Professor, Environmental History and Historical Epidemiology, Georgetown University

Tim Newfield is an environmental historian and historical epidemiologist. After defending his doctoral thesis in History and Classical Studies at McGill University in 2011, he held postdoctoral fellowships at the universities of Michigan (History), Stirling (Centre for Environment, Heritage and Policy) and Princeton (History & the Environmental Institute). Tim joined Georgetown University as an Assistant Professor in History and Biology in Spring 2017. He works primarily on the history of infectious disease and climate in the first millennium CE. He teaches environmental, medical and medieval history, as well as the history of global health.

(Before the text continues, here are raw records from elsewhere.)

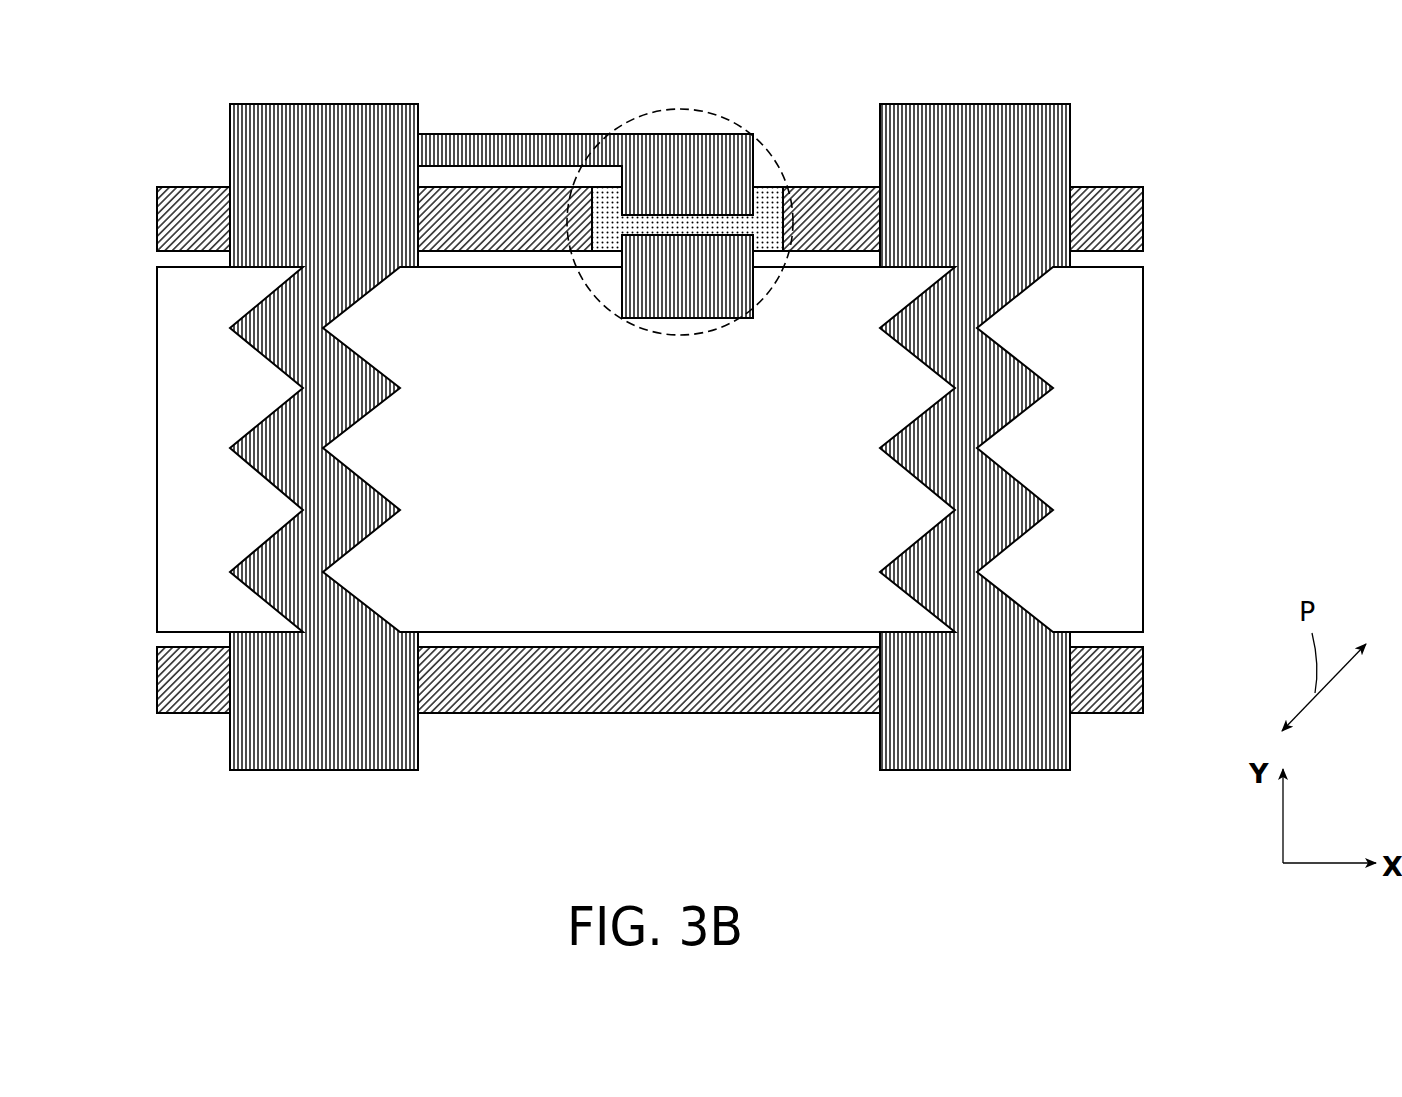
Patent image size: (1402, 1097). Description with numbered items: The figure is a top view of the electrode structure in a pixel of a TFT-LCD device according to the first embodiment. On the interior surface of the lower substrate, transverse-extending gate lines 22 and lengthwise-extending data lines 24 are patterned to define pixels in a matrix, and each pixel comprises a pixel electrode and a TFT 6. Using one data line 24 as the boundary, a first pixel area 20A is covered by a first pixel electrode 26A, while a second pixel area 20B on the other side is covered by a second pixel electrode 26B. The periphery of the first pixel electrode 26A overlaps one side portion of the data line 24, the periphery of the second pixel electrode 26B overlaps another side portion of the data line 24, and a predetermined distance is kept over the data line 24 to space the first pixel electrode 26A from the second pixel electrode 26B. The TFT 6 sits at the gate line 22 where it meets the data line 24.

The TFT 6 is at (749, 106).
The first pixel area 20A is at (513, 552).
The second pixel area 20B is at (191, 597).
The gate line 22 is at (1143, 212).
The data line 24 is at (248, 137).
The first pixel electrode 26A is at (726, 490).
The second pixel electrode 26B is at (223, 490).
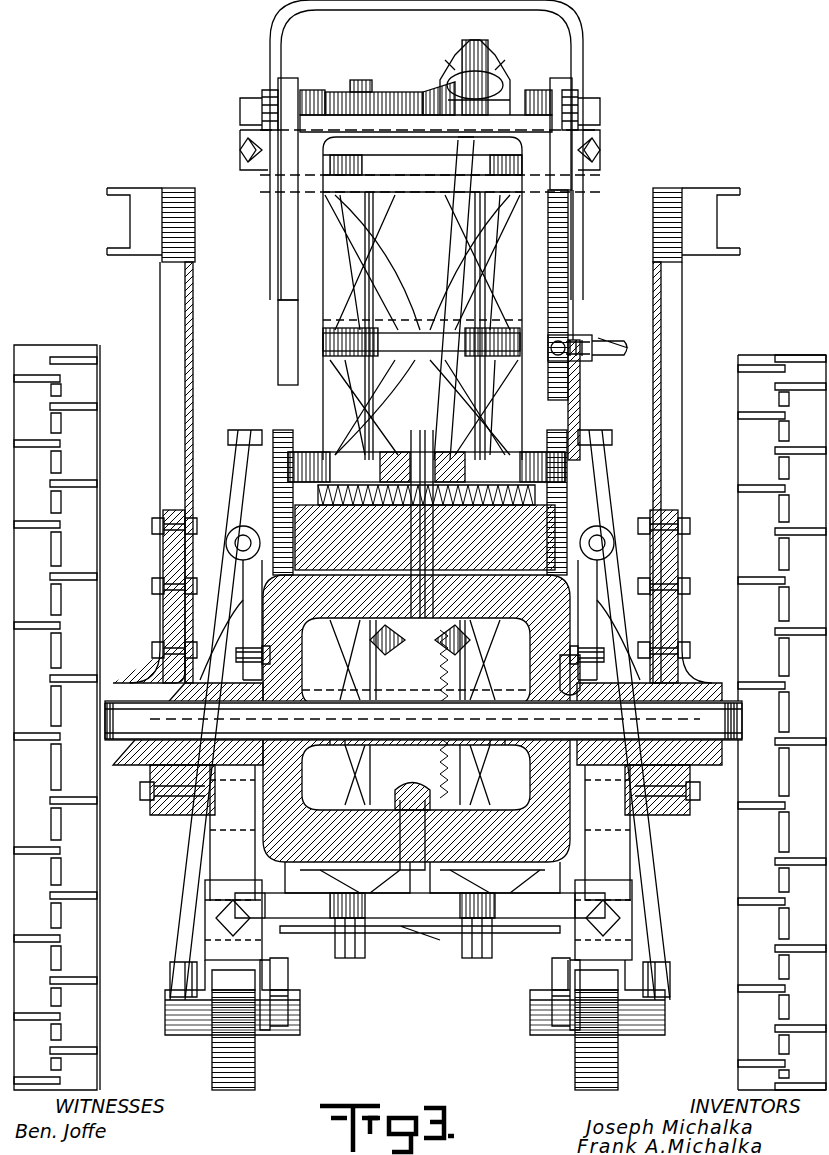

Tim’s recent articles have focused on the origins of smallpox, human-bovine plagues and the measles-rinderpest divergence, the prevalence of vivax and malariae malaria in late antiquity, the Justinianic plague, the 376-386 bovine panzootic (an intercontinental cattle plague that seems not to have occurred), and the timing and consequences of first-millennium CE volcanic eruptions (such as the ninth-century eruption of Katla and the tenth-century eruption of Eldgjá ). He completed a synthesis of the historical and palaeoclimatic scholarship on the 535-550 global climatic downturn for the Palgrave Handbook of Climate History in 2018. Work in progress considers the history of short-term/rapid climate change and food shortage in the Frankish period, how the Medieval Climatic Anomaly and the rise of the Mongol Empire altered the pathogenic load of European and West Asian livestock, and a reappraisal of the Antonine Plague.

His papers have appeared in Agricultural History Review (2009), Argos (2012), Climatic Change (2018), Early Medieval Europe (2017), Euro-Mediterranean Journal for Environmental Integration (2020), Geology (2017), History Compass (2018x3), Journal of Interdisciplinary History (2015, 2017), Journal of Roman Archaeology (2017), Journal of Volcanology and Geothermal Research (2020), Medizinhistorisches Journal (2020x2), Post-Classical Archaeologies (2015), Proceedings of the National Academy of Sciences (2018, 2019), Royal Society Open Society (2017) and in edited volumes (2012, 2013, 2013, 2018x2). He also co-leads the Climate Change and History Research Initiative ( at Princeton University.